Demagogia vs. cruda verità

Vesti stracciate e grandi manifestazioni di scandalo per il voto del consiglio regionale che affossa la proposta di legge sulla riduzione del numero dei consiglieri. Mai si erano sentite dichiarazioni bipartisan così concordi. E tanto concordemente demagogiche. Su Sardegna24 online si arriva addirittura a dire:

Più la Regione è povera, più il consigliere è ricco. In Sardegna il Pil pro capite è tra i più bassi d’Italia: 20mila euro. Eppure i consiglieri regionali sono i più pagati della Penisola dopo la Lombardia. Che però ha un Pil quasi doppio. L’affossamento a voto segreto della legge che avrebbe avviato l’iter per la riduzione dei consiglieri regionali ha dato ragione, una volta di più, al partito degli scettici. Quello che già due mesi aveva bollato come “semplici e inutili chiacchiere” le discussioni e le proposte degli onorevoli in merito al taglio delle poltrone. Ai primi di agosto tutti sembravano d’accordo. Due giorni fa, quando il progetto poteva andare in porto sul serio, la marcia indietro. […]

Lasciamo stare il significativo lapsus che sistema per magia la Sardegna nella Penisola (quando si dice “volere è potere”, mah…). Leggiamo attentamente il breve pezzo. Si parte dalla sproporzione degli emolumenti dei consiglieri regionali sardi rispetto al PIL pro capite dell’Isola e si finisce con una condanna della mancata riduzione del loro numero. Un bel paralogismo, insomma. Un ragionamento illogico e del tutto fuori focus. Perché se il problema sono gli scandalosi stipendi dei nostri consiglieri regionali, su quelli si doveva (e si dovrebbe) intervenire, non sul loro numero. Esso, invero, non sembra affatto sproporzionato, per un consesso che dovrebbe essere rappresentativo – come dicono tutti, anche a livello istituzionale – del popolo sardo. Un consesso in cui dovrebbe essere garantita la massima rappresentanza sia dei territori sia delle forze politiche e sociali della Sardegna. Tagliare il numero dei consiglieri, con la legge elettorale vigente e le dinamiche socio-politiche esistenti, significherebbe soltanto cementare i privilegi di quella stessa casta che a parole si intende sbaragliare, rendendola viceversa ancor più coesa e impermeabile al mutamento.
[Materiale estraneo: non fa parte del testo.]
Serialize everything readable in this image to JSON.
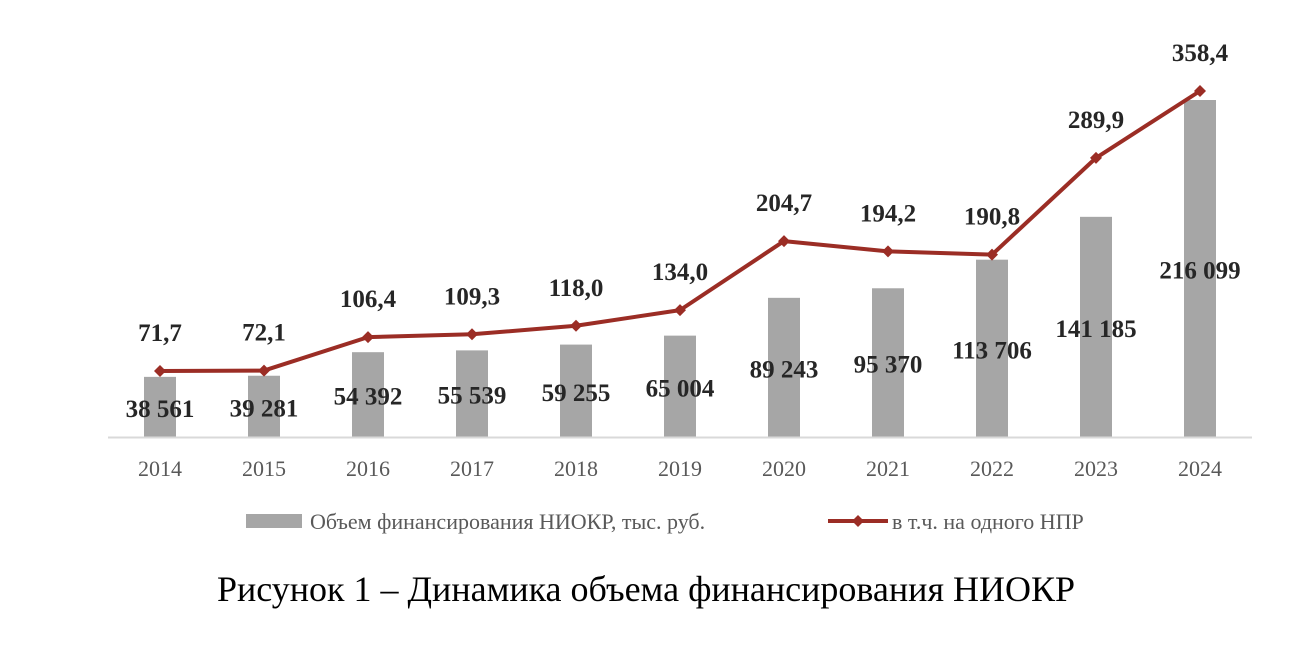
{
  "chart_data": {
    "type": "bar",
    "title": "",
    "categories": [
      "2014",
      "2015",
      "2016",
      "2017",
      "2018",
      "2019",
      "2020",
      "2021",
      "2022",
      "2023",
      "2024"
    ],
    "series": [
      {
        "name": "Объем финансирования НИОКР, тыс. руб.",
        "type": "bar",
        "axis": "primary",
        "values": [
          38561,
          39281,
          54392,
          55539,
          59255,
          65004,
          89243,
          95370,
          113706,
          141185,
          216099
        ],
        "labels": [
          "38 561",
          "39 281",
          "54 392",
          "55 539",
          "59 255",
          "65 004",
          "89 243",
          "95 370",
          "113 706",
          "141 185",
          "216 099"
        ]
      },
      {
        "name": "в т.ч. на одного НПР",
        "type": "line",
        "axis": "secondary",
        "values": [
          71.7,
          72.1,
          106.4,
          109.3,
          118.0,
          134.0,
          204.7,
          194.2,
          190.8,
          289.9,
          358.4
        ],
        "labels": [
          "71,7",
          "72,1",
          "106,4",
          "109,3",
          "118,0",
          "134,0",
          "204,7",
          "194,2",
          "190,8",
          "289,9",
          "358,4"
        ]
      }
    ],
    "primary_ylim": [
      0,
      216099
    ],
    "secondary_ylim": [
      0,
      380
    ],
    "legend_position": "bottom",
    "grid": false,
    "colors": {
      "bars": "#a6a6a6",
      "line": "#9b2d25",
      "axis": "#d9d9d9"
    }
  },
  "caption": "Рисунок 1 – Динамика объема финансирования НИОКР"
}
Cosa spinga a tanta demagogica illogicità sarebbe un mistero, se non ci soccorresse il sospetto storicamente fondato sulla perdurante natura elitaria e anti-popolare della classe dominate sarda, in tutte le sue componenti.

Un altro bell’esempio di falsificazione ideologica in salsa normalizzante ci viene da una vicenda apparentemente molto diversa. Negli stessi giornali in cui si stigmatizza la scelta di non ridurre il numero di consiglieri regionali si leggono titoloni entusiasti circa l’apertura a Ottana di un mega impianto fotovoltaico. Pare che i sardi – specie quelli delle Zone Interne – dovrebbero darsi ai festeggiamenti più sfrenati, per celebrare questa operazione. Poi viene fuori che proprio il sindaco di Ottana la veda in termini quanto meno problematici, e di colpo tutta la falsa rappresentazione si scioglie in un secondo al calore irresistibile della semplice onestà politica.

La mega-centrale fotovoltaica non è altro che una replica appena aggiornata del solito meccanismo top-down, già di matrice sabauda, per il quale si calano dall’alto cervellotiche soluzioni economiche, propagandandole come salvifiche per i sardi, che poi finiscono per rivelarsi molto remunerative solo per chi se le fa finanziare, solitamente con soldi pubblici, con vantaggi nulli per il territorio e chi ci vive.

Senza considerare che:

a) il modello di produzione energetica da fonti rinnovabili esclude strutturalmente dal proprio orizzonte le megacentrali (tipiche invece del modello basato su fonti fossili) e privilegia la produzione e la fruizione reticolare, diffusa: una grande centrale fotovoltaica è dunque un ossimoro, una contraddizione in termini, che ne nasconde altre di natura economica e anche culturale;

b) il Gruppo Clivati non sembra esattamente un esempio di correttezza imprenditoriale e di sensibilità disinteressata verso i beni collettivi. Non si dovrebbe avere quanto meno maggiore cautela nel descriverne le benemerenze?

In definitiva, dal raffronto delle due vicende si possono trarre interessanti considerazioni, oltre che sul merito delle vicende stesse, anche sul funzionamento dei mass media sardi. In nessuno dei due ambiti sono considerazioni troppo confortanti.